Revenu à la cabane en terre, il constata que son gardien, avait été changé. Les restes du souper n’avaient pas été enlevés encore ; un verre était là, plein de bière, qu’il n’avait pas pu boire avant le procès. Il allait le prendre et le porter à ses lèvres, mais il le remit sur la table sans y avoir bu : le hou-hou de Zéméhul venait de frapper son oreille. Le gardien lui dit :

— C’est triste, n’est-ce pas, ce cri ?

— Oui, très triste, répondit Pierre. Pourtant il songeait à part soi : « Pas si triste, mon vieux, il ne faut pas mal parler des hiboux. Si seulement je pouvais faire dire à Zéméhul que je suis ici. José va pourtant essayer de faire quelque chose. »

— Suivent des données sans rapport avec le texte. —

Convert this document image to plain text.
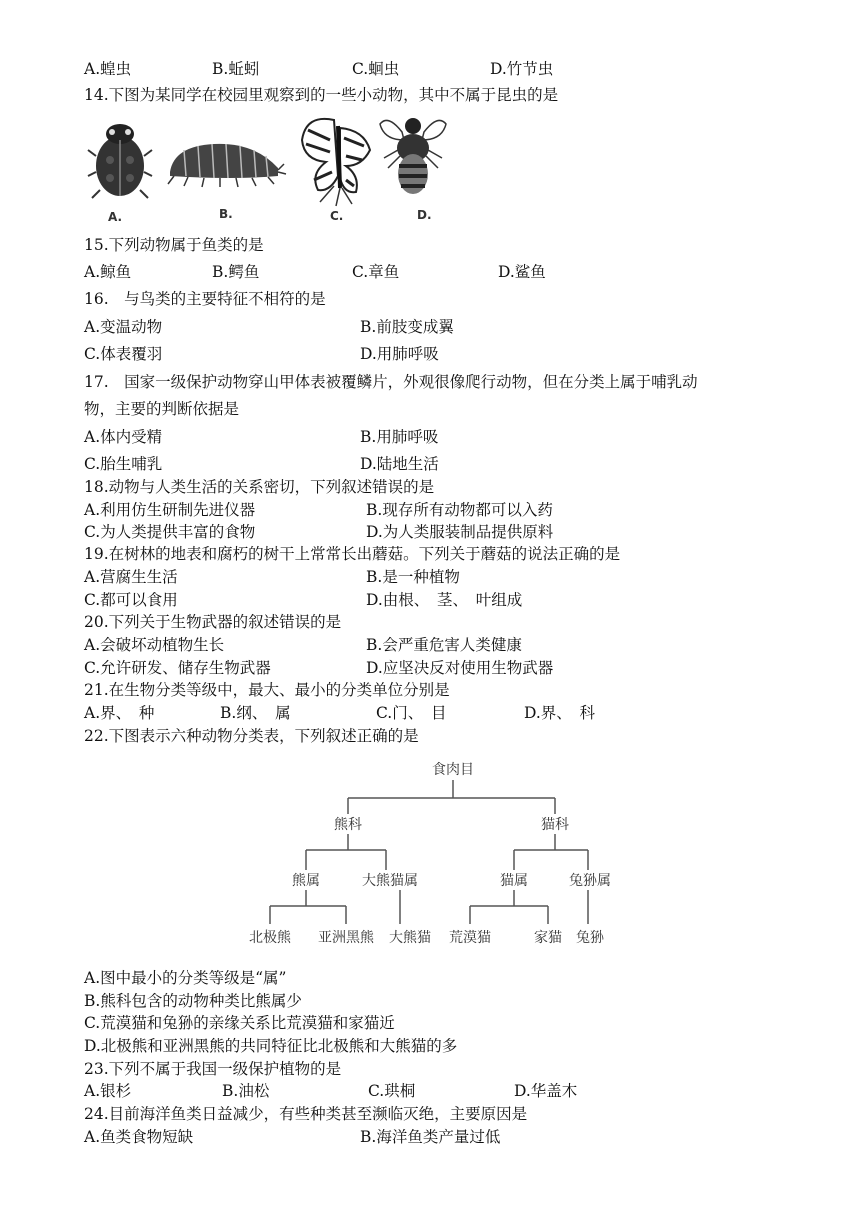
A.蝗虫	B.蚯蚓	C.蛔虫	D.竹节虫
14.下图为某同学在校园里观察到的一些小动物，其中不属于昆虫的是
A.	B.	C.	D.
15.下列动物属于鱼类的是
A.鲸鱼	B.鳄鱼	C.章鱼	D.鲨鱼
16.　与鸟类的主要特征不相符的是
A.变温动物	B.前肢变成翼
C.体表覆羽	D.用肺呼吸
17.　国家一级保护动物穿山甲体表被覆鳞片，外观很像爬行动物，但在分类上属于哺乳动
物，主要的判断依据是
A.体内受精	B.用肺呼吸
C.胎生哺乳	D.陆地生活
18.动物与人类生活的关系密切，下列叙述错误的是
A.利用仿生研制先进仪器	B.现存所有动物都可以入药
C.为人类提供丰富的食物	D.为人类服装制品提供原料
19.在树林的地表和腐朽的树干上常常长出蘑菇。下列关于蘑菇的说法正确的是
A.营腐生生活	B.是一种植物
C.都可以食用	D.由根、　茎、　叶组成
20.下列关于生物武器的叙述错误的是
A.会破坏动植物生长	B.会严重危害人类健康
C.允许研发、储存生物武器	D.应坚决反对使用生物武器
21.在生物分类等级中，最大、最小的分类单位分别是
A.界、　种	B.纲、　属	C.门、　目	D.界、　科
22.下图表示六种动物分类表，下列叙述正确的是
食肉目
熊科	猫科
熊属	大熊猫属	猫属	兔狲属
北极熊 亚洲黑熊 大熊猫 荒漠猫	家猫 兔狲
A.图中最小的分类等级是“属”
B.熊科包含的动物种类比熊属少
C.荒漠猫和兔狲的亲缘关系比荒漠猫和家猫近
D.北极熊和亚洲黑熊的共同特征比北极熊和大熊猫的多
23.下列不属于我国一级保护植物的是
A.银杉	B.油松	C.珙桐	D.华盖木
24.目前海洋鱼类日益减少，有些种类甚至濒临灭绝，主要原因是
A.鱼类食物短缺	B.海洋鱼类产量过低
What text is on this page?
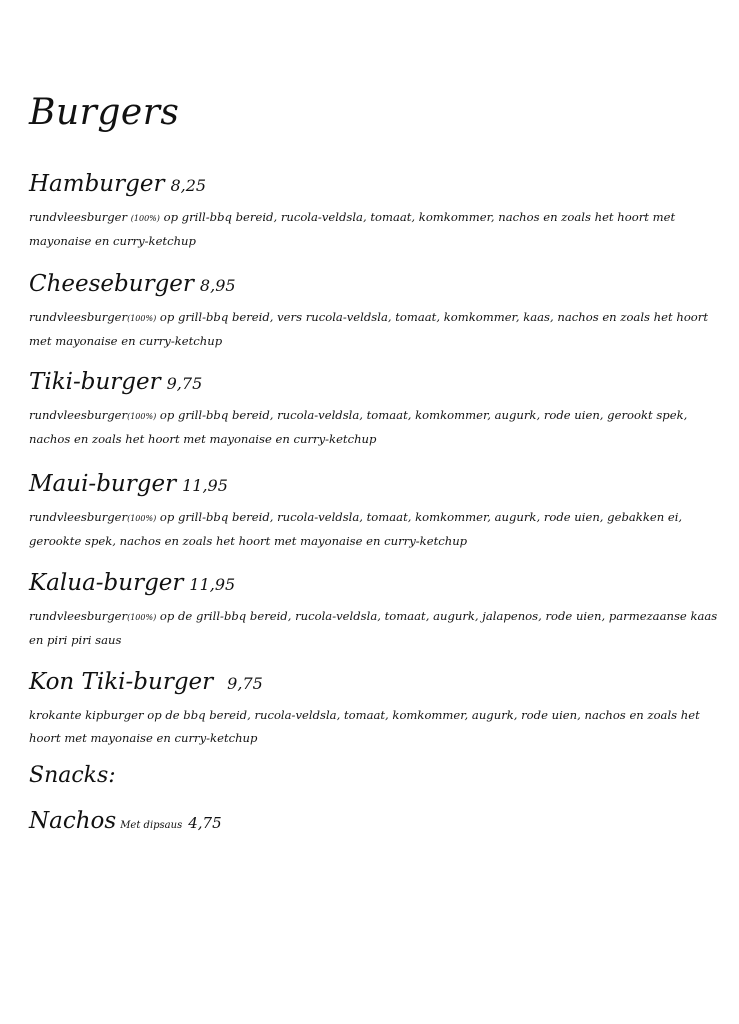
Burgers
Hamburger 8,25
rundvleesburger (100%) op grill-bbq bereid, rucola-veldsla, tomaat, komkommer, nachos en zoals het hoort met mayonaise en curry-ketchup
Cheeseburger 8,95
rundvleesburger(100%) op grill-bbq bereid, vers rucola-veldsla, tomaat, komkommer, kaas, nachos en zoals het hoort met mayonaise en curry-ketchup
Tiki-burger 9,75
rundvleesburger(100%) op grill-bbq bereid, rucola-veldsla, tomaat, komkommer, augurk, rode uien, gerookt spek, nachos en zoals het hoort met mayonaise en curry-ketchup
Maui-burger 11,95
rundvleesburger(100%) op grill-bbq bereid, rucola-veldsla, tomaat, komkommer, augurk, rode uien, gebakken ei, gerookte spek, nachos en zoals het hoort met mayonaise en curry-ketchup
Kalua-burger 11,95
rundvleesburger(100%) op de grill-bbq bereid, rucola-veldsla, tomaat, augurk, jalapenos, rode uien, parmezaanse kaas en piri piri saus
Kon Tiki-burger 9,75
krokante kipburger op de bbq bereid, rucola-veldsla, tomaat, komkommer, augurk, rode uien, nachos en zoals het hoort met mayonaise en curry-ketchup
Snacks:
Nachos Met dipsaus 4,75
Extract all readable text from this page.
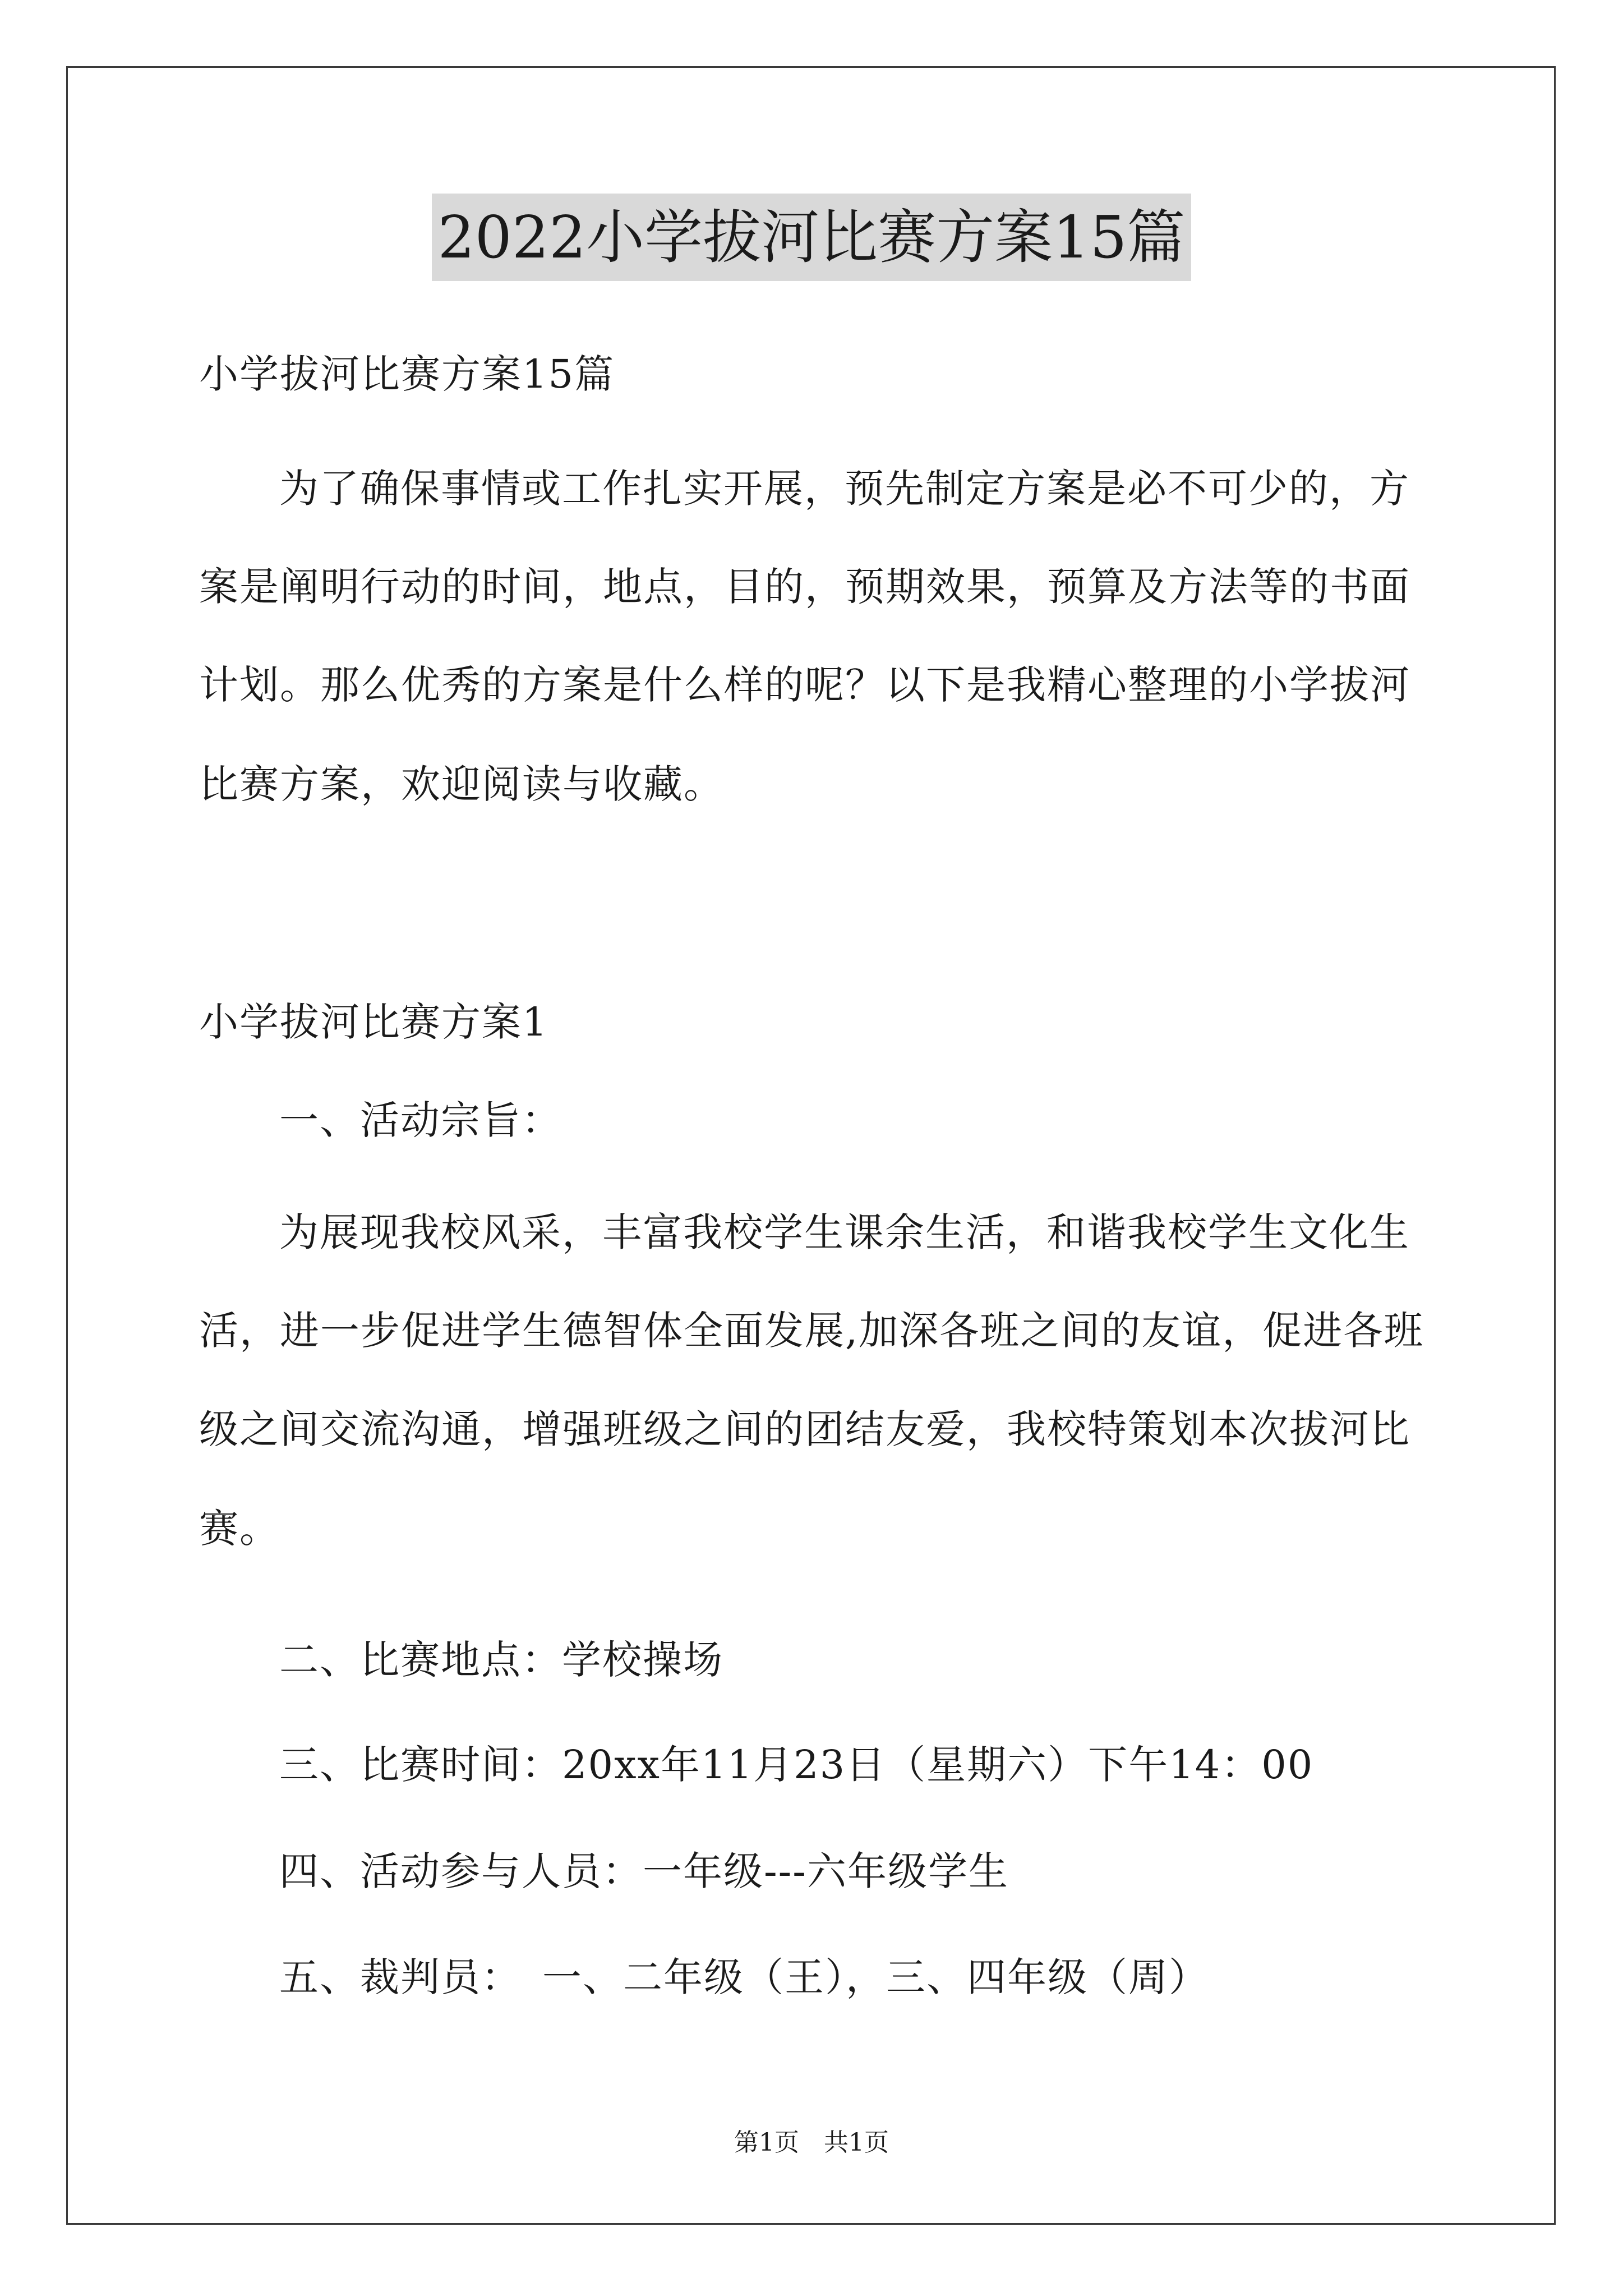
2022小学拔河比赛方案15篇
小学拔河比赛方案15篇
为了确保事情或工作扎实开展，预先制定方案是必不可少的，方
案是阐明行动的时间，地点，目的，预期效果，预算及方法等的书面
计划。那么优秀的方案是什么样的呢？以下是我精心整理的小学拔河
比赛方案，欢迎阅读与收藏。
小学拔河比赛方案1
一、活动宗旨：
为展现我校风采，丰富我校学生课余生活，和谐我校学生文化生
活，进一步促进学生德智体全面发展,加深各班之间的友谊，促进各班
级之间交流沟通，增强班级之间的团结友爱，我校特策划本次拔河比
赛。
二、比赛地点：学校操场
三、比赛时间：20xx年11月23日（星期六）下午14：00
四、活动参与人员：一年级---六年级学生
五、裁判员：　一、二年级（王），三、四年级（周）
第1页　共1页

Le cri continuait à se faire entendre à intervalles réguliers ; C’était d’abord un hou-hou répété trois fois, puis une sorte de gloussement. Dolbret reconnaissait bien l’avertissement du fidèle et intelligent Zoulou. Il pensa : « Si je ne m’en tire pas, avec tous ces avantages, je ne suis qu’un imbécile. » Il se mit à examiner du regard la cabane qui lui servait de prison. C’était pauvre et lamentable : parmi les objets de ménage du burgher, abandonnés dans la précipitation de la fuite, des caisses de vivres s’entassaient, mêlées aux armes et aux autres objets d’équipement ; un vieux poêle, sorte de tube large, muni dans le bas d’une ouverture pour faire le feu, et, à la partie supérieure, d’un trou pour la fumée, se cachait dans un coin.

Dolbret promenait ses regards du gardien à ces différents objets et il se demandait comment les utiliser pour son salut. La première chose à faire, c’était de détourner l’attention du cerbère, ce qui n’était pas facile, car comme il était seul à garder son prisonnier, il accomplissait sa tâche le plus consciencieusement possible. Il ne le quittait pas des yeux, il épiait tous ses mouvements, ses gestes les plus insignifiants, et la moindre chose le faisait tressaillir.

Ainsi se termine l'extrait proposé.